Interestingly that's also about the pressure of gas in scuba tanks. Can't imagine how much energy to pressurize water to that

Well, if you say the energy stored is the 100MWh from the headline figure, and say you can arrange release every joule of all at once by flashing high-pressure water to steam at 1 atm that's about 0.1kT.

So quite a bang - allegedly this is 200lb, so about the same: https://www.youtube.com/watch?v=ZDgvar7ON54

> don't ever youtube sand battery

Huh? I just get stuff related to this article?

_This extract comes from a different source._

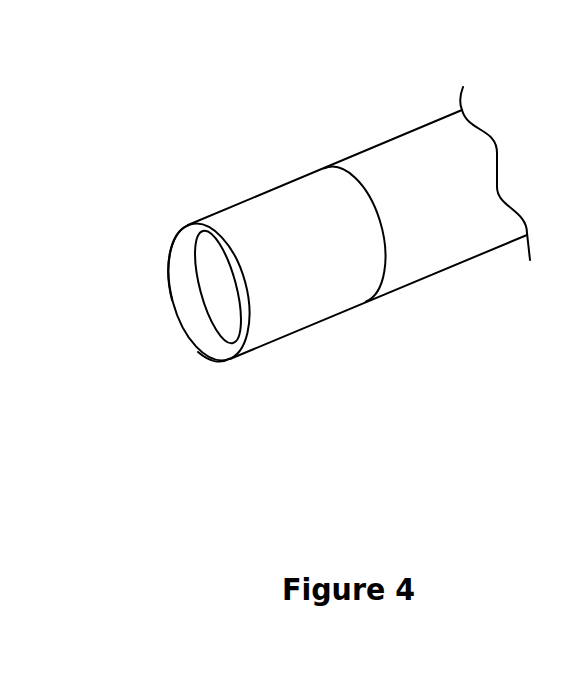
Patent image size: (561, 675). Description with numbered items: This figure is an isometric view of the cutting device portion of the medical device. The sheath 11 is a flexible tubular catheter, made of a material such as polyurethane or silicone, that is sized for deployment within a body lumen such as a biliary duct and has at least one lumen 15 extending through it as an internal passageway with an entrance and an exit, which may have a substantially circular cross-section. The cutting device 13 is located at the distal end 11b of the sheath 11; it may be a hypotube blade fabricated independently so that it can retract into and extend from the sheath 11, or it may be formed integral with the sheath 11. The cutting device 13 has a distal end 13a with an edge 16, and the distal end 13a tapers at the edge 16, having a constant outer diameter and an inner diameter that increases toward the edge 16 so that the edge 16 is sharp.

This is crushed soapstone, so it's mostly talc. Talc is apparently more or less stable up to about 800C, where it starts to break down into enstatite and silica: https://nvlpubs.nist.gov/nistpubs/jres/15/jresv15n5p551_A1b....

If it were pure silica sand, you could presumably get even hotter before anything changes chemically, but at the that point you start having materials issues with metal parts of the system: 500C is about the limit for ordinary steels to lose strength (and many are less than that - heat effects can often start at 300C).

> But then big heat differences to the environment mean high conductive/radiation losses or heavier insulation requirements.

Square cube scaling means that insulation becomes trivial in total costs as you scale the installation up. Something that's convenient for a single household would probably be too hard to insulate, but this thing holds 2000t of sand.

Why not YouTube sand battery? I did it, and nothing much happened.

Interesting, thanks for pointing that out, I didnt catch that they're not using actual sand.

Due to incompressibility of liquids, pressurizing a liquid is very cheap energy-wise - orders of magnitude cheaper than pressurizing a gas. The issue is that pressurized liquid also requires correspondingly strong and expensive vessels and pipes.

Previously it was a bunch of overunity nutjobs.

You don't need to pressurize it. You just put it in a tank and apply heat, the water evaporates and creates pressure. Like a pressure cooker.

Ahh right, I did see some preppers there, to be fair.

a Blast furnace needs closer to 2000° than 400°

in any case, how would you transport high temperatures to the industrial sites? water boils at 100° and few liquids boil above 400°. most liquids will be impractical due to cost or safety (combustibility, toxicity…).

Of course you can't do blast furnace with a sand battery. But there is still a sizable market for industrial heat in between 100c <> 400c.

Pump water through, producing steam to drive a turbine, use turbine to generate electricity, use electricity for industrial process.

Now, in practice you _probably_ don't want to do this, because, in this case, you have district heating demand, which is a far more efficient use of the power.

Steam?

I think it's more like 90C in (winter), 40C out. The temps have been going down in newer infrastructure as it's more energy efficient. See eg https://www.shcbysweden.se/wp-content/uploads/2019/11/Best-P... p. 7

And of course it's still a win if you can heat the return water half of the way to spec with the battery, it's not necessary to have the battery heat it all the way to the plant outgoing temp.

District heating systems have been happily using ~90C water based heat batteries for a long time.

Other limitation that I know is that for tap water minimum is 55C. So the last building in loop should get at least that much. So 40C is only acceptable back at power plant.

In the end it comes to balance with cost, simplicity, capacity and such. Heat pumps do allow extracting heat from colder storage medium. But on other hand electric heating elements and heat exchangers are very much simpler and cheaper.

In the good systems there's two pipes, return gets its own (like eg the earlier linked PDF describes), so it's fine for buildings to output cooler water to the return pipe.

But yes heat pumps are used in some parts as well in DH.